Il se pose la question de la responsabilité des violences au cours, de dernières semaines au Nord-Kivu. Qui en est à l’origine ?
Tout d’abord, je pense que le problème qui se pose avec la milice de Laurent Nkunda, c’est un problème qui est, quelque part, à voir avec le changement politique au Nord-Kivu. C’est depuis 1996 qu’il y avait un pouvoir prorwandais qui était installé au Nord-Kivu, au Kivu en général.
Le parti politique et les rebelles du RCD qui s’étaient installés jusqu’à la transition, ont perdu le pouvoir et les élections. Et c’est comme un symptôme de cette perte de pouvoir que l’élite locale, surtout l’élite contre Hutu et Tutsi, que l’on a essayé de créer un autre mouvement pour sauvegarder leurs intérêts. C’est dans ce sens là que le général dissident Laurent Nkunda a créé ce mouvement qui s’appelle le Congrès national pour la défense du peuple. Parce qu’il faut dire aussi que la communauté tutsi se sent poursuivie bien avant la guerre au Nord-Kivu.

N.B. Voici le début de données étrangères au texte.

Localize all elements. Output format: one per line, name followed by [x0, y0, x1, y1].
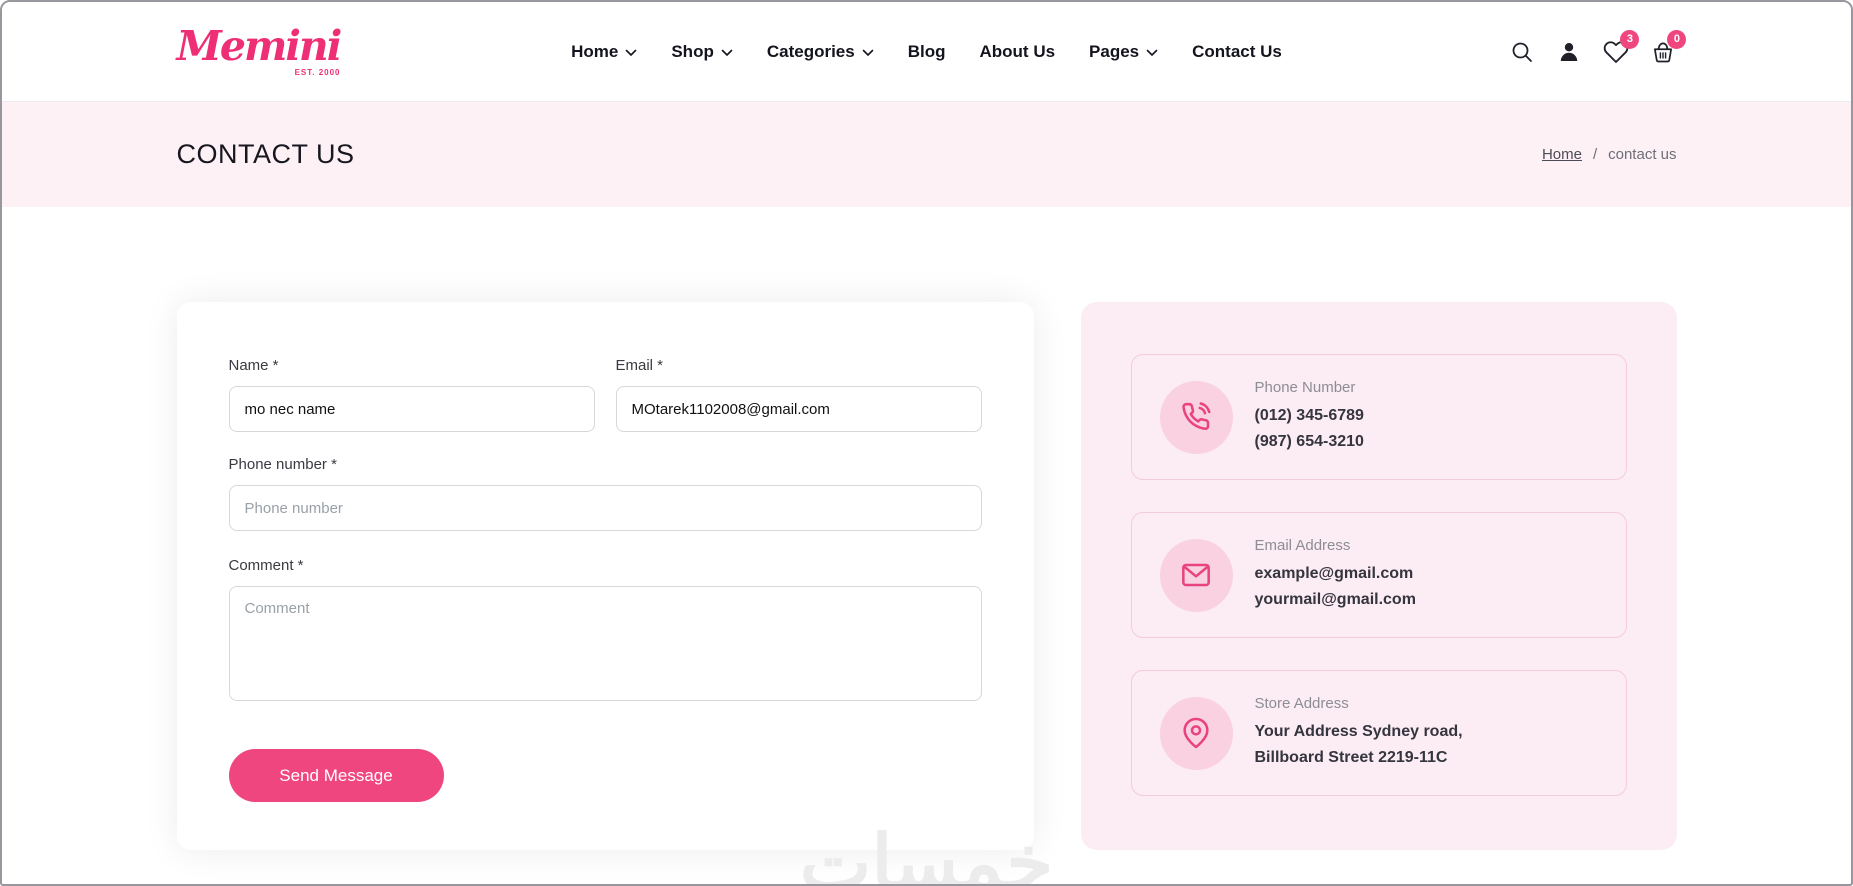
- info-title: Email Address: [1254, 537, 1351, 555]
- cart-count-badge: 0: [1667, 29, 1687, 49]
- brand-logo[interactable]: Memini EST. 2000: [177, 26, 347, 77]
- chevron-down-icon: [721, 49, 733, 57]
- nav-item-home[interactable]: Home: [571, 42, 637, 62]
- phone-field-group: Phone number *: [228, 456, 982, 531]
- nav-item-about-us[interactable]: About Us: [980, 42, 1056, 62]
- page-header-band: CONTACT US Home / contact us: [2, 102, 1851, 207]
- email-input[interactable]: [615, 386, 982, 432]
- contact-info-panel: Phone Number (012) 345-6789 (987) 654-32…: [1080, 302, 1677, 850]
- nav-item-contact-us[interactable]: Contact Us: [1192, 42, 1282, 62]
- info-line: Your Address Sydney road,: [1254, 723, 1463, 741]
- main-content: Name * Email * Phone number * Comment *: [2, 207, 1851, 884]
- page-title: CONTACT US: [176, 139, 355, 169]
- search-icon[interactable]: [1509, 39, 1535, 65]
- contact-form-card: Name * Email * Phone number * Comment *: [176, 302, 1034, 850]
- info-title: Phone Number: [1254, 379, 1356, 397]
- breadcrumb-home-link[interactable]: Home: [1542, 146, 1582, 163]
- browser-viewport: Memini EST. 2000 Home Shop Categories Bl…: [0, 0, 1853, 886]
- email-field-group: Email *: [615, 357, 982, 432]
- nav-item-pages[interactable]: Pages: [1089, 42, 1158, 62]
- map-pin-icon: [1159, 696, 1233, 770]
- email-label: Email *: [615, 357, 664, 374]
- envelope-icon: [1159, 538, 1233, 612]
- info-line: (012) 345-6789: [1254, 407, 1364, 425]
- nav-item-blog[interactable]: Blog: [908, 42, 946, 62]
- chevron-down-icon: [625, 49, 637, 57]
- name-label: Name *: [228, 357, 279, 374]
- phone-icon: [1159, 380, 1233, 454]
- info-title: Store Address: [1254, 695, 1349, 713]
- chevron-down-icon: [1146, 49, 1158, 57]
- info-line: (987) 654-3210: [1254, 433, 1364, 450]
- header-icons: 3 0: [1506, 29, 1687, 65]
- brand-tagline: EST. 2000: [294, 68, 341, 77]
- main-nav: Home Shop Categories Blog About Us Pages…: [571, 42, 1282, 62]
- phone-input[interactable]: [228, 485, 982, 531]
- info-line: example@gmail.com: [1254, 565, 1414, 583]
- breadcrumb-separator: /: [1592, 146, 1598, 163]
- name-field-group: Name *: [228, 357, 595, 432]
- info-card-phone: Phone Number (012) 345-6789 (987) 654-32…: [1130, 354, 1627, 480]
- comment-field-group: Comment *: [228, 557, 982, 701]
- cart-basket-icon[interactable]: 0: [1650, 29, 1687, 65]
- comment-label: Comment *: [228, 557, 304, 574]
- account-icon[interactable]: [1556, 39, 1582, 65]
- chevron-down-icon: [862, 49, 874, 57]
- info-card-email: Email Address example@gmail.com yourmail…: [1130, 512, 1627, 638]
- info-line: yourmail@gmail.com: [1254, 591, 1416, 608]
- wishlist-count-badge: 3: [1620, 29, 1640, 49]
- brand-name: Memini: [176, 22, 343, 70]
- name-input[interactable]: [228, 386, 595, 432]
- breadcrumb-current: contact us: [1608, 146, 1677, 163]
- comment-textarea[interactable]: [228, 586, 982, 701]
- wishlist-heart-icon[interactable]: 3: [1603, 29, 1640, 65]
- info-line: Billboard Street 2219-11C: [1254, 749, 1448, 766]
- breadcrumb: Home / contact us: [1542, 146, 1677, 163]
- nav-item-shop[interactable]: Shop: [671, 42, 733, 62]
- nav-item-categories[interactable]: Categories: [767, 42, 874, 62]
- site-header: Memini EST. 2000 Home Shop Categories Bl…: [2, 2, 1851, 102]
- info-card-address: Store Address Your Address Sydney road, …: [1130, 670, 1627, 796]
- send-message-button[interactable]: Send Message: [228, 749, 444, 802]
- phone-label: Phone number *: [228, 456, 337, 473]
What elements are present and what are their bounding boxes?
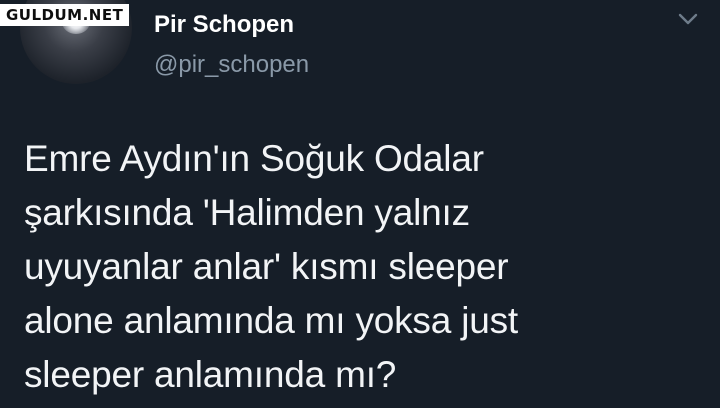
chevron-down-icon[interactable] [676, 10, 700, 30]
tweet-text: Emre Aydın'ın Soğuk Odalar şarkısında 'H… [24, 132, 684, 402]
tweet-text-line: Emre Aydın'ın Soğuk Odalar [24, 138, 484, 179]
tweet-text-line: alone anlamında mı yoksa just [24, 300, 518, 341]
tweet-text-line: sleeper anlamında mı? [24, 354, 397, 395]
tweet-text-line: şarkısında 'Halimden yalnız [24, 192, 470, 233]
chevron-down-icon-svg [678, 13, 698, 25]
author-handle[interactable]: @pir_schopen [154, 50, 309, 80]
author-name[interactable]: Pir Schopen [154, 10, 294, 40]
tweet-card: GULDUM.NET Pir Schopen @pir_schopen Emre… [0, 0, 720, 408]
watermark: GULDUM.NET [0, 4, 130, 26]
tweet-text-line: uyuyanlar anlar' kısmı sleeper [24, 246, 509, 287]
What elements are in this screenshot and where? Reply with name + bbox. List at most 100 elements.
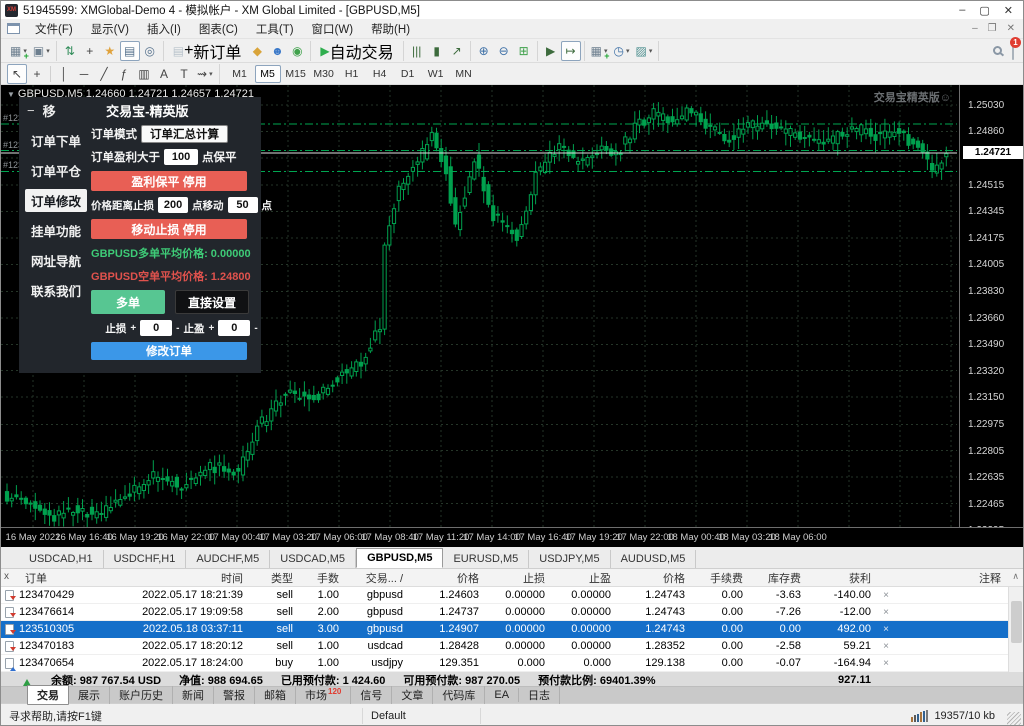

Il y a une vraie crainte par rapport à la Sécurité de la communauté tutsi. La deuxième chose, c’est la présence des Fdlr, donc la milice qui inclut aussi les génocidaires qui ont aidé à organiser le génocide au Rwanda en 1994. C’est entre autres les causes de la guerre en 1996, mais aussi celles de 1998, et également les causes de la violence actuelle. La troisième cause directe est un peu plus lointaine de la crise au Nord-Kivu. Déjà au Congo, il y avait plus de 200.000 Tutsi et Hutu rwandais confondus qui sont arrivés au Congo pendant la colonie belge.
Et cela a donc créé des problèmes politiques, fonciers et ethniques. On n’a jamais réussi à traiter cette tension ethnique par rapport à la gestion de la terre et qui reste latent et qui influe certainement sur la crise actuelle.
Combien restent-il des Fdlr dans le Nord-Kivu et quel problème posent-ils concrètement ?
On estime que dans le Kivu au total, donc au Nord et au SudKivu, il reste, a peu près, six à sept mille. Et c’est un problème énorme par rapport à la population locale. Parce qu’ils sont là-bas sur le dos de la population locale, ils vivent et taxent la population. Ils sont coupables de beaucoup de violations des droits de l’homme quotidiennement.